I wasn’t optimistic, but I bought a treadmill. I took the supplements. I changed my diet. For weeks I pushed myself to walk further, to rest less. They were dark days. But my wife pushed me every day to just stay on the program, and I am forever grateful for her support. And then, slowly over time, my brain fog began to clear. I could cook again and walk my dogs. As seemingly mundane tasks became easier, I began to entertain working again. 

I knew going to an office daily was out of the question. I began volunteering with local nonprofits, because if I was going to re-enter the working world, I was going to enter it with purpose. If my illness put anything into perspective, it was that I was going to spend my energy doing things of value. 

At that time, my fellow GOOD alum Mark Barker was facing difficulties of his own. He lost his father and found himself the sole caregiver for his mother who suffers from Alzheimer’s. We started working together, and out of the ashes of our two life-changing events, Craft & Commerce was born.  

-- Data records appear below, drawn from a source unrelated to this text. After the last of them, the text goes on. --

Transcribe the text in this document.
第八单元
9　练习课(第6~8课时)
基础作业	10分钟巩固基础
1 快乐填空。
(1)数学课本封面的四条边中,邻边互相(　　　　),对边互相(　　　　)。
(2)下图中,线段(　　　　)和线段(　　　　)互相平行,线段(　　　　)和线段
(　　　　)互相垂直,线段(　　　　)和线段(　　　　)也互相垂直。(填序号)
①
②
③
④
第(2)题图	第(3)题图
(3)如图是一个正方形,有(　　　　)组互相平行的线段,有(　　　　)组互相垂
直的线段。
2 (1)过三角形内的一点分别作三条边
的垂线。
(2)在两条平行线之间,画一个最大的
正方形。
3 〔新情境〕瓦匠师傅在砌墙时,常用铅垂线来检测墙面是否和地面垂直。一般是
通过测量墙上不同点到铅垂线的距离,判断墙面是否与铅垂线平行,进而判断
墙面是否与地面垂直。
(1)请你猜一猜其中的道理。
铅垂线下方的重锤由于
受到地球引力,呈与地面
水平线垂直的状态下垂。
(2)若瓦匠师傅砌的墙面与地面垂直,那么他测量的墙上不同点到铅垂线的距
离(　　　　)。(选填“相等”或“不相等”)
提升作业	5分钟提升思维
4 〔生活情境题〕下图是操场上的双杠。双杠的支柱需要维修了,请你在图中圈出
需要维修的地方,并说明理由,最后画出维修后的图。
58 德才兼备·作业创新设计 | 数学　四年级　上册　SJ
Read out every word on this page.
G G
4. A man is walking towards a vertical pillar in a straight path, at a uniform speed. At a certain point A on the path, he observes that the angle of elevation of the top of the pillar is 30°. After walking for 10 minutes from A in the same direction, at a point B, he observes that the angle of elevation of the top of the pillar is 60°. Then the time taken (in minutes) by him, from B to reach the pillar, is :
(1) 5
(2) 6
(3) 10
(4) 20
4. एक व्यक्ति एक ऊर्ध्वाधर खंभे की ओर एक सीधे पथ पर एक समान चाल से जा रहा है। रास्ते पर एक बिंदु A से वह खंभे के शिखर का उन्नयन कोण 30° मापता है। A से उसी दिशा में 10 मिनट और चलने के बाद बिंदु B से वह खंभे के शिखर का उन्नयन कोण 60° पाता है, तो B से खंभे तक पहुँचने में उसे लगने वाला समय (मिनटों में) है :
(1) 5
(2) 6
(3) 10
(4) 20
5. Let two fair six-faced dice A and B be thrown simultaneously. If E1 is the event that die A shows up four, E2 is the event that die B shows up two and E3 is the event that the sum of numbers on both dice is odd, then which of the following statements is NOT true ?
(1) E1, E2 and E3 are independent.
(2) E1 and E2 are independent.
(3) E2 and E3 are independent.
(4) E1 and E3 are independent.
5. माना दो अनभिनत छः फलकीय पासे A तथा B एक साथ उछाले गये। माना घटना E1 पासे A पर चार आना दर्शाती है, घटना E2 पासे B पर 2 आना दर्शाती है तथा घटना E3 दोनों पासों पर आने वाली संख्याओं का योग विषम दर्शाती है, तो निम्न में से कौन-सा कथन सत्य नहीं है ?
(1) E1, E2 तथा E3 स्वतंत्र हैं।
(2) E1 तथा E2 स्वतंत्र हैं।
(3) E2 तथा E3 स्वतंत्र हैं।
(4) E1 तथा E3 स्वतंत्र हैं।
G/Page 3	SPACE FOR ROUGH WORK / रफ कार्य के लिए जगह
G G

We built our company from scratch, recruiting clients through a process I knew well from my recovery journey — a combination of hustle and good fortune. One of our first clients found us accidentally through a mistyped Google search. We took it as a sign and haven’t looked back. 

Everything we do is purposeful, from how we manage staffers to the work we create for clients including Bright Pink, Autism Speaks, and multiple foundations and progressive advocacy campaigns. Our employees are encouraged to integrate life and work in ways that are meaningful to them. Although our central headquarters are in New York, we know that sometimes HQ is where the heart is. For me, that is often the garden of my Pennsylvania farm. For our creative director, it’s Oregon.  

Our digital-media strategies are, in part, built off my recovery playbook. We trust our gut, adapt, and find what resonates. We test, assess, re-evaluate and optimize, making quick decisions in real-time. We’re lean and scrappy, utilizing the often-undersized budgets of nonprofits and advocacy groups to outsized advantage through digital platforms.  

When you come out the other end of a very long illness, you have to not only deal with the physical rehabilitation, but you also have to overcome the mental safety nets you’ve strung up for self-preservation. It took nerves of steel for me to get back on an airplane and climb the steep steps in Penn Station. It took those same nerves to establish a business, pitch clients, and develop the new skill sets needed in the constantly changing world of digital advertising. 

I’m not who I was, but my new normal is working for me and our clients. I can’t surf or run, ride my bike, or even lift heavy objects. I won’t put a glossy spin on things and pretend my illness taught me to love life. I was quite happy before I got sick. But I can walk around the city, travel, even carry my own suitcase. I’ve built a whole new self, just as Mark and I have built a whole new company together out of the ashes of adversity, one that’s worthy of our precious time. I have a very beautiful life, albeit different from the one I imagined.  

Life is tough, just like business. By constantly pushing my personal boundaries, I’ve reached higher professional heights. In our disparate world, bringing like-minded people together for causes that count is harder than ever. But as my illness taught me, small wins ladder up to great results. And, in the social-good space, every win counts.